La Coldiretti, inoltre, ricorda che le proprietà cosmetiche dell’olio di oliva sono ben note all’uomo già dai popoli antichi. Usato come trattamento di bellezza sin dai Fenici, che lo consideravano talmente prezioso da battezzarlo “oro liquido”, nel corso della Storia gran parte delle popolazioni del Mediterraneo lo hanno utilizzato anche fuori dalla dimensione culinaria. Gli antichi egizi lo usavano per ammorbidire la pelle e lucidare i capelli, mentre gli atleti dell’antica Grecia lo adoperavano come moderni membri di uno staff tecnico per massaggi e frizioni localizzate a temprare i muscoli e scaldarli. 

LEGGI ANCHE: Olio dell’antica Pompei, dopo duemila anni il ritorno sulle tavole

Tutti i benefici

Da sempre l’olio d’oliva è stato usato come emolliente, ammorbidente e antinfiammatorio, è un eccellente anti age, perfetto per ogni tipo di pelle, è emolliente, lenitivo, calma le irritazioni cutanee e ridà vita ai capelli sfibrati. L’olio è composto per il 98 per cento da grassi, ma una parte è costituita da sostanze come la vitamina E, che protegge la pelle dall’invecchiamento, evita il formarsi di smagliature, controlla la produzione della melanina e previene la creazione delle macchie senili.

L’olio contiene inoltre la vitamina A, che impedisce la secchezza delle mucose; la vitamina D, che permette una buona assunzione del calcio e infine i carotenoidi, che dopo l’assorbimento sono trasformati in retinolo, un vero nemico dei radicali liberi. Possiede la capacità di penetrare negli strati più profondi della pelle e di riformare il filo idrolipidico, indebolito dai raggi solari e dai detergenti.

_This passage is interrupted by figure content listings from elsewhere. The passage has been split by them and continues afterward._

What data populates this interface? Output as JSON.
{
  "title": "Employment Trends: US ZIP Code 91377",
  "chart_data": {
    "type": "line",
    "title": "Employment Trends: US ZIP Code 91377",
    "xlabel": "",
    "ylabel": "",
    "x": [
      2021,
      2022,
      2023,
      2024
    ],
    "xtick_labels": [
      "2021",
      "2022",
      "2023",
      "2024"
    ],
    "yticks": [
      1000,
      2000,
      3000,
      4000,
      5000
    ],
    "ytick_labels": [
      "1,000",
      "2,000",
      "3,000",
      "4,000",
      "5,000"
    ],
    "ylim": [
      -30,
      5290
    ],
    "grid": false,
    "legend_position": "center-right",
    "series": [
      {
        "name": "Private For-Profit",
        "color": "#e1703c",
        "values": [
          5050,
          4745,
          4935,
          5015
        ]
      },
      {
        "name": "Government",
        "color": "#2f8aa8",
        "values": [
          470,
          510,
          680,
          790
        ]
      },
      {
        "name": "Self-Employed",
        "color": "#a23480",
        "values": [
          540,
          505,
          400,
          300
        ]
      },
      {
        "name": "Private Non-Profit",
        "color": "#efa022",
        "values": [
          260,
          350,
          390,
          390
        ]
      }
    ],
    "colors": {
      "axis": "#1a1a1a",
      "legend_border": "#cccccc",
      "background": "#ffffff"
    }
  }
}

«L’olio d’oliva è molto utilizzato come componente di creme per la pelle – spiega Coldiretti – ma può essere utilizzato per impacchi, bagni, maschere ed emulsioni dopo-bagno. È infatti un ottimo tonificante e rivitalizzante. Secondo la tradizione è anche un ottimo rimedio contro la debolezza e la caduta dei capelli, in quanto riesce a nutrire in profondità il bulbo pilifero, irrobustendolo».

Gli usi quotidiani

Per una sessione casalinga di wellness EVO, a casa si possono realizzare impacchi a base di olio d’oliva, rosso d’uovo e limone per irrobustire i capelli secchi e sfibrati, oppure si può preparare uno scrub con olio d’oliva e sale grosso. Nel caso di una buona maschera antirughe per pelli impure lo si può mescolare con un cucchiaio di argilla in polvere e una goccia di olio essenziale di lavanda, per avere un composto da spalmare su tutto il viso ad eccezione del contorno occhi e sciacquare con acqua tiepida dopo circa dieci minuti di posa. 

Infine, per le unghie fragili si può fare un trattamento quotidiano immergendole in ciotoline di olio d’oliva tiepido. Mentre per il benessere generale del corpo si possono fare delle tisane con foglio di olio d’oliva bio che hanno un effetto equilibrante per colesterolo, pressione e in genere sull’apparato cardio circolatorio.